Many of the apostrophe-like characters listed above also serve as word breaks in English. The ones listed here that are not word breaks include all the listed modifier letters, and the small saltillo—oddly, the capital saltillo is a word break. Of course, in other languages, the analysis could be different, though I checked Greek and the separate tonos is still a word breaker. (I think it’s because it’s not a modifier mark, since all the vowels with tonos have precomposed Unicode characters—but I’m guessing.)

For characters that are not word breaks, ascii-folding often does what you’d want, but not always. Ascii-folding is currently enabled on English Wikipedia, so searching for pïćkętt‘s čhãrgè works like you’d want. In my (not quite done) research into French (T142620), Turkish dotted-I (İ) is properly folded to I by the default French analysis chain, but not by the explicit ascii-folding step. The French stemmer does some ascii-folding, but generally not as much as the explicit ascii-folding step (dotted-I notwithstanding).

In general, the Elasticsearch ascii-folding is pretty good.

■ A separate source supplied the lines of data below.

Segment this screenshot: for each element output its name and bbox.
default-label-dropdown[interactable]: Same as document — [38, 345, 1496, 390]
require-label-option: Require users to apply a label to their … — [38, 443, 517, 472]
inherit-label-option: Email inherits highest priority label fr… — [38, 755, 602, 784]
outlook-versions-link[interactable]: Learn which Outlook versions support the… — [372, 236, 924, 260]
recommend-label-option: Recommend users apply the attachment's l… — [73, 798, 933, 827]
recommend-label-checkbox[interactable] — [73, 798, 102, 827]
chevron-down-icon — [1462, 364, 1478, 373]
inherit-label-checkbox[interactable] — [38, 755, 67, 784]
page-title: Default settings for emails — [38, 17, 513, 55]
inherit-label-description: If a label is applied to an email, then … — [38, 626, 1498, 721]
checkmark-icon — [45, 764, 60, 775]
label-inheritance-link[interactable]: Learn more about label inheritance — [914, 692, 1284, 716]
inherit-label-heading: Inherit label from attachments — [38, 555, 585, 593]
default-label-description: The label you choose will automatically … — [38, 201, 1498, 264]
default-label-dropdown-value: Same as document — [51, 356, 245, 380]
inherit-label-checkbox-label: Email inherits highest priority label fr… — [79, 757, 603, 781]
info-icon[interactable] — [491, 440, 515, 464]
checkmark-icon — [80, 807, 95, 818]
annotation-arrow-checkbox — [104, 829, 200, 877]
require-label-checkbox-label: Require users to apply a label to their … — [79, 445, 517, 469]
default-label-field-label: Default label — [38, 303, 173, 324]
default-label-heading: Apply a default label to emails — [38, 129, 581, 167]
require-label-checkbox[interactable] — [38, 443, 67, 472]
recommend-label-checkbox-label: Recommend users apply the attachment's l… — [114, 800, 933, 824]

The tokenizer is causing some of these problems, particularly with the multiplication mark, ×, which is a non-word character, and so acts as a word break. When using the multiplication symbol, 3×4 is tokenized as two tokens: 3 4; while when using an x, 3x4 is tokenized as three tokens: 3 x 4.

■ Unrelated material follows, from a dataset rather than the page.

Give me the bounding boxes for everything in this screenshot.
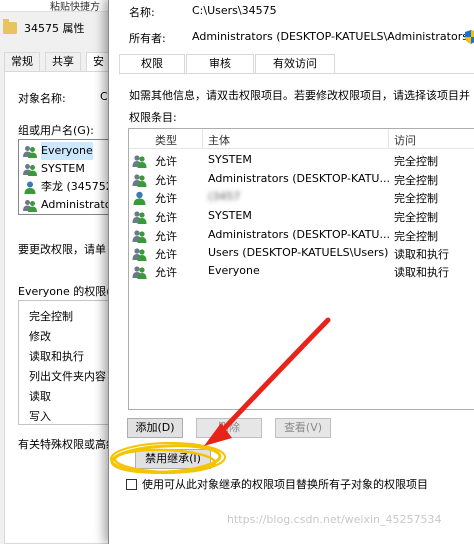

We are currently doing explicit ascii-folding for English and Italian, and we’re adding it for French (which will come with BM25). Some probably happens in other language-specific analysis chains, but we don’t know exactly what or where without testing.

It is possible to add any of these others—x for ×, I for İ—as Elastic character filters, which just uniformly map one character to another, but that could have unintended consequences. They would definitely no longer distinguish between the mapped characters—so we couldn’t apply them universally, since in Turkish, the distinction between I and İ matters.

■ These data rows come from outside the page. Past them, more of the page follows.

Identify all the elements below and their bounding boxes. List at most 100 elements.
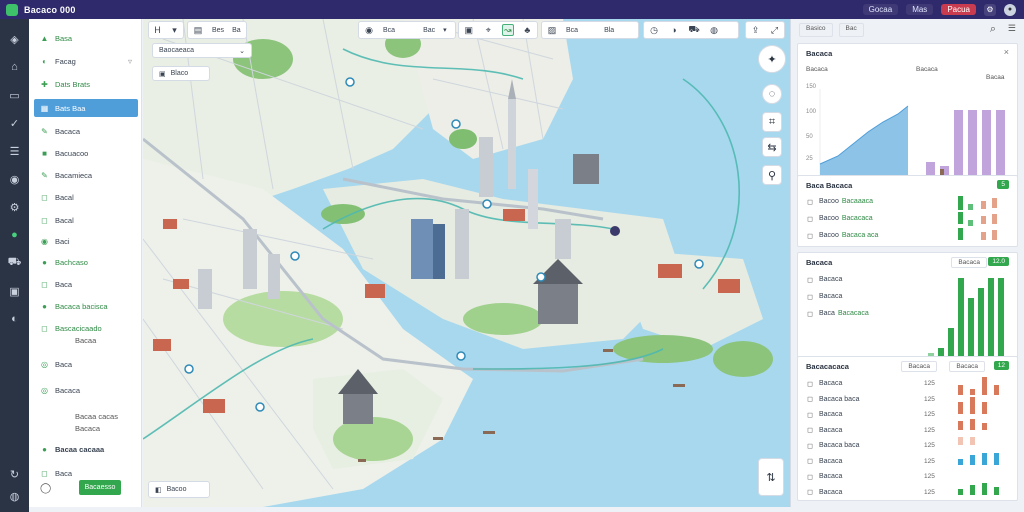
bus-icon[interactable]: ▣ bbox=[7, 283, 23, 299]
pin-icon[interactable]: ⚲ bbox=[762, 165, 782, 185]
grid-icon[interactable]: ⌗ bbox=[762, 112, 782, 132]
search-icon[interactable]: ⌕ bbox=[990, 23, 996, 36]
filter-label-b[interactable]: Bac bbox=[423, 27, 435, 34]
metrics-card: Bacaca Bacaca 12.0 ◻ Bacaca ◻ Bacaca ◻ Baca Ba… bbox=[797, 252, 1018, 367]
secondary-label-b[interactable]: Bla bbox=[604, 27, 614, 34]
tag-icon[interactable]: ◐ bbox=[7, 311, 23, 327]
chart-icon[interactable]: ● bbox=[7, 227, 23, 243]
menu-icon[interactable]: ☰ bbox=[1008, 23, 1016, 34]
home-icon[interactable]: ⌂ bbox=[7, 59, 23, 75]
secondary-label-a[interactable]: Bca bbox=[566, 27, 578, 34]
sidebar-action-button[interactable]: Bacaesso bbox=[79, 480, 121, 495]
map-mode-toolbar: H ▾ bbox=[148, 21, 184, 39]
sidebar-item-label: Bacal bbox=[55, 192, 74, 202]
car-icon[interactable]: ⛟ bbox=[7, 255, 23, 271]
measure-icon[interactable]: ⌖ bbox=[482, 24, 493, 36]
map-view-sub-label[interactable]: Ba bbox=[232, 27, 241, 34]
app-title: Bacaco 000 bbox=[24, 4, 76, 15]
sidebar-item[interactable]: ◎ Bacaca bbox=[34, 381, 138, 399]
clock-icon[interactable]: ◷ bbox=[648, 24, 660, 36]
sidebar-item[interactable]: ◎ Baca bbox=[34, 355, 138, 373]
sidebar-item[interactable]: Bacaa bbox=[34, 331, 138, 349]
sidebar-item-label: Bachcaso bbox=[55, 257, 88, 267]
settings-icon[interactable]: ⚙ bbox=[7, 199, 23, 215]
folder-icon[interactable]: ▭ bbox=[7, 87, 23, 103]
sidebar-item[interactable]: ▦ Bats Baa bbox=[34, 99, 138, 117]
sidebar-item[interactable]: ● Bachcaso bbox=[34, 253, 138, 271]
sidebar-item-icon: ▲ bbox=[40, 33, 49, 43]
sidebar-item-icon: ◉ bbox=[41, 236, 48, 246]
sidebar-item-label: Bacaa cacaaa bbox=[55, 444, 105, 454]
map-tools-toolbar: ▣ ⌖ ↝ ♣ bbox=[458, 21, 538, 39]
share-icon[interactable]: ⇪ bbox=[750, 24, 761, 36]
sidebar-item-icon: ● bbox=[42, 257, 47, 267]
compass-icon[interactable]: ✦ bbox=[758, 45, 786, 73]
app-logo bbox=[6, 3, 18, 16]
sidebar-item-label: Bacuacoo bbox=[55, 148, 89, 158]
pin-icon[interactable]: ◉ bbox=[363, 24, 375, 36]
sidebar-item-label: Baci bbox=[55, 236, 70, 246]
zoom-icon[interactable]: ⇅ bbox=[758, 458, 784, 496]
chat-icon[interactable]: ◯ bbox=[40, 483, 51, 494]
sidebar-item-icon: ● bbox=[42, 444, 47, 454]
sidebar-item[interactable]: ◉ Baci bbox=[34, 232, 138, 250]
chevron-down-icon[interactable]: ▿ bbox=[128, 57, 132, 66]
map-canvas[interactable]: H ▾ ▤ Bes Ba Baocaeaca ⌄ ▣ Blaco ◉ Bca B… bbox=[143, 19, 790, 507]
sidebar-item[interactable]: ◻ Baca bbox=[34, 275, 138, 293]
sidebar-item-icon: ✎ bbox=[41, 126, 48, 136]
map-search[interactable]: Baocaeaca ⌄ bbox=[152, 43, 252, 58]
titlebar-button-2[interactable]: Mas bbox=[906, 4, 934, 15]
sidebar-item[interactable]: Bacaca bbox=[34, 419, 138, 437]
chevron-down-icon[interactable]: ⌄ bbox=[239, 47, 245, 55]
expand-icon[interactable]: ⤢ bbox=[769, 24, 780, 36]
area-bar-chart bbox=[819, 89, 1008, 177]
sidebar-item-label: Bats Baa bbox=[55, 103, 86, 113]
sidebar-item[interactable]: ◻ Bacal bbox=[34, 211, 138, 229]
avatar[interactable]: ● bbox=[1004, 3, 1016, 16]
sidebar-item[interactable]: ● Bacaca bacisca bbox=[34, 297, 138, 315]
check-icon[interactable]: ✓ bbox=[7, 115, 23, 131]
titlebar-button-3[interactable]: Pacua bbox=[941, 4, 976, 15]
phone-icon[interactable]: ◑ bbox=[668, 24, 680, 36]
view-icon[interactable]: ▤ bbox=[192, 24, 204, 36]
sidebar-item[interactable]: ■ Bacuacoo bbox=[34, 144, 138, 162]
sidebar-item[interactable]: ▲ Basa bbox=[34, 29, 138, 47]
map-pin-icon[interactable]: ◉ bbox=[7, 171, 23, 187]
chevron-down-icon[interactable]: ▾ bbox=[170, 24, 179, 36]
map-view-label[interactable]: Bes bbox=[212, 27, 224, 34]
hand-tool-icon[interactable]: H bbox=[153, 24, 162, 36]
panel-tab-1[interactable]: Basico bbox=[799, 23, 833, 37]
user-icon[interactable]: ◍ bbox=[7, 488, 23, 504]
sidebar-item-icon: ◻ bbox=[41, 215, 48, 225]
list-icon[interactable]: ☰ bbox=[7, 143, 23, 159]
sidebar-item[interactable]: ◻ Bacal bbox=[34, 188, 138, 206]
sidebar-item[interactable]: ✎ Bacaca bbox=[34, 122, 138, 140]
map-search-input[interactable]: Baocaeaca bbox=[159, 47, 194, 54]
map-chip[interactable]: ▣ Blaco bbox=[152, 66, 210, 81]
bus-stop-icon[interactable]: ▨ bbox=[546, 24, 558, 36]
route-icon[interactable]: ⇆ bbox=[762, 137, 782, 157]
route-icon[interactable]: ↝ bbox=[501, 24, 514, 36]
sidebar-item[interactable]: ◐ Facag ▿ bbox=[34, 52, 138, 70]
sidebar-item[interactable]: ✚ Dats Brats bbox=[34, 75, 138, 93]
map-filter-toolbar: ◉ Bca Bac ▾ bbox=[358, 21, 456, 39]
sidebar-item[interactable]: ✎ Bacamieca bbox=[34, 166, 138, 184]
avatar-icon[interactable]: ◍ bbox=[708, 24, 720, 36]
car-icon[interactable]: ⛟ bbox=[688, 24, 700, 36]
map-bottom-chip[interactable]: ◧ Bacoo bbox=[148, 481, 210, 498]
locate-icon[interactable]: ◌ bbox=[762, 84, 782, 104]
layers-icon[interactable]: ◈ bbox=[7, 31, 23, 47]
layers-icon: ◧ bbox=[155, 486, 162, 494]
panel-tab-2[interactable]: Bac bbox=[838, 23, 864, 37]
filter-label-a[interactable]: Bca bbox=[383, 27, 395, 34]
gear-icon[interactable]: ⚙ bbox=[984, 3, 996, 16]
map-misc-toolbar: ◷ ◑ ⛟ ◍ bbox=[643, 21, 739, 39]
refresh-icon[interactable]: ↻ bbox=[7, 466, 23, 482]
breakdown-card: Bacacacaca Bacaca Bacaca 12 ◻ Bacaca 125 ◻ B… bbox=[797, 356, 1018, 501]
tree-icon[interactable]: ♣ bbox=[522, 24, 533, 36]
chevron-down-icon[interactable]: ▾ bbox=[443, 26, 447, 34]
titlebar-button-1[interactable]: Gocaa bbox=[862, 4, 899, 15]
sidebar-item[interactable]: ● Bacaa cacaaa bbox=[34, 440, 138, 458]
bus-icon[interactable]: ▣ bbox=[463, 24, 474, 36]
layer-icon: ▣ bbox=[159, 70, 166, 78]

There can always be problems with particular “non-native” characters and a particular symbols that the default tokenizing and ascii-folding doesn’t handle as well as we’d like. More issues will come up, but I’d consider closing this specific task since this is based on the behavior of lsearchd which is no longer around, all of the original apostrophe-like characters now behave like apostrophes, and we are looking into ICU folding (T137830), which is more appropriate for other languages that aren’t using the Latin alphabet (it’s already enabled for Greek).

I'd like to clarify the scope of this ticket in terms of relevant characters and languages. I don't think it's a good idea to universally merge all of these apostrophe-like characters for all languages. What makes sense in English and a few other European languages isn't necessarily universal.

For English, all of the original apostrophe-like characters listed are behaving similarly (they are all word-breakers). It's not clear that converting modifier character to word-breaking characters is a good plan, either for English, or in general.

For the more general folding of generally similar Unicode characters, sometimes that's good, sometimes it's not, and it is being generally addressed by the ICU folding efforts (T137830 and T146402).

Can we close this very broad ticket as having completed a first approximation, and wait for remaining issues to come up on a case-by-case basis in specific languages?

Deskana assigned this task to TJones.
Deskana subscribed.

Can we close this very broad ticket as having completed a first approximation, and wait for remaining issues to come up on a case-by-case basis in specific languages?

That makes sense to me. Thanks @TJones!